\( \definecolor{colordef}{RGB}{249,49,84} \definecolor{colorprop}{RGB}{18,102,241} \)

Continuous Random Variables

Consider a random experiment where a spinner is spun, and the continuous random variable \(X\) represents the angle spun, measured in degrees over the interval \([0, 360)\).
The probability that \(X\) assumes any precise value, such as \(x = 125.333\ldots\), is zero due to the infinite number of possible outcomes within a continuous range. However, we can calculate the probability that \(X\) lies within an interval, such as \([90, 180]\), by summing the probabilities over tiny subintervals within this range:$$\begin{aligned}P(90 \leq X \leq 180) &= \sum_{x \in [90, 180]} P(x \leq X < x + dx) \\&= \sum_{x \in [90, 180]} \frac{P(x \leq X < x + dx)}{dx} \cdot dx\end{aligned}$$We define the probability density function, \(f(x) = \frac{P(x \leq X < x + dx)}{dx}\), as the probability per unit length. By the definition of integration, this summation becomes:$$P(90 \leq X \leq 180) = \int_{90}^{180} f(x) \, dx$$For a uniform spinner, the probability is evenly distributed across all angles, so the pdf is constant: \(f(x) = \frac{1}{360}\) for \(x \in [0, 360)\). Thus:$$\begin{aligned}P(90 \leq X \leq 180) &= \int_{90}^{180} \frac{1}{360} \, dx \\&= \left[ \frac{x}{360} \right]_{90}^{180} \\&= \frac{180}{360} - \frac{90}{360} \\&= \frac{1}{4}\end{aligned}$$Hence, the probability of spinning an angle between 90 and 180 degrees is \(\frac{1}{4}\).

Definitions

Probability Density Function

A probability density function describes the likelihood of a continuous random variable taking values within a specific range. Unlike discrete random variables, where probabilities are assigned to individual outcomes, continuous variables use the pdf to compute probabilities over intervals via integration.
Definition Probability Density Function
A function \(f\) is a probability density function (pdf) on the interval \([a, b]\) if:
  • \(f(x) \geq 0\) for all \(x \in [a, b]\) (non-negative everywhere),
  • \(\int_{a}^{b} f(x) \, dx = 1\) (the total area under the curve equals 1).
Example
The random variable \(X\) takes values on \([0, 2]\) with density \(f(x) = \frac{x}{2}\).
Verify that \(f\) is a probability density function on \([0, 2]\).
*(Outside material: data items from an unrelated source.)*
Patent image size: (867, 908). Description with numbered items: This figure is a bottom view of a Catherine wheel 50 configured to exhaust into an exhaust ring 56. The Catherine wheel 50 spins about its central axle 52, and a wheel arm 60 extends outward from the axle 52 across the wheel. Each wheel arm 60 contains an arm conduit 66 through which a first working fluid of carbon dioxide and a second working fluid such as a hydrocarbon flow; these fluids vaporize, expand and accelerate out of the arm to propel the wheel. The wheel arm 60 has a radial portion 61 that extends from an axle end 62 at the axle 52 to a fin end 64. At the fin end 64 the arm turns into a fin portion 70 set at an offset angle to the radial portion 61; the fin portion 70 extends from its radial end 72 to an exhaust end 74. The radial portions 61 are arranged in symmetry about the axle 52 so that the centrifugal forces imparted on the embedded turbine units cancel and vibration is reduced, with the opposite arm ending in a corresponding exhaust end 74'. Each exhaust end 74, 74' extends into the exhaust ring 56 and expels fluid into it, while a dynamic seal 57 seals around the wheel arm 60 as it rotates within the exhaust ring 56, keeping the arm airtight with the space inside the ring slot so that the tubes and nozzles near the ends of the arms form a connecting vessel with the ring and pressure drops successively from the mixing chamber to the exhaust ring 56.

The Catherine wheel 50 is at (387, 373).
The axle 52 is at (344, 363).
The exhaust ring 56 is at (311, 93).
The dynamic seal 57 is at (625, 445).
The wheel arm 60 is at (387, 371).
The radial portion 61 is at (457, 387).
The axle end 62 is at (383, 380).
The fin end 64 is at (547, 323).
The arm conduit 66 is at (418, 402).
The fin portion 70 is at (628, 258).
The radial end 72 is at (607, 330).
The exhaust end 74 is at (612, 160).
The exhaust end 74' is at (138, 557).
  • \(f(x) = \frac{x}{2} \geq 0\) for all \(x \in [0, 2]\), since \(x \geq 0\).
  • Compute the total area: $$ \begin{aligned}[t] \int_{0}^{2} f(x) \, dx &= \int_{0}^{2} \frac{x}{2} \, dx \\ &= \left[ \frac{x^2}{4} \right]_{0}^{2} \\ &= \frac{2^2}{4} - 0 = 1 \end{aligned} $$ Since both conditions hold, \(f(x) = \frac{x}{2}\) is a valid pdf on \([0, 2]\).

Definition Density of a Continuous Random Variable
A random variable \(X\) with values on \([a, b]\) has a density \(f\), if the probability that \(X\) lies between \(c\) and \(d\) (\(c, d \in [a, b]\)) is:$$P(c \leq X \leq d) = \int_{c}^{d} f(x) \, dx$$This represents the area under the curve \(y = f(x)\) from \(x = c\) to \(x = d\).
Remark
  • Since \(f(x) \geq 0\), \(P(c \leq X \leq d) \geq 0\).
  • Since \(\int_{a}^{b} f(x) \, dx = 1\), \(P(a \leq X \leq b) = 1\).
Example
The random variable \(X\) with values on \([0, 2]\) has density \(f(x) = \frac{x}{2}\). Find \(P(1 \leq X \leq 2)\).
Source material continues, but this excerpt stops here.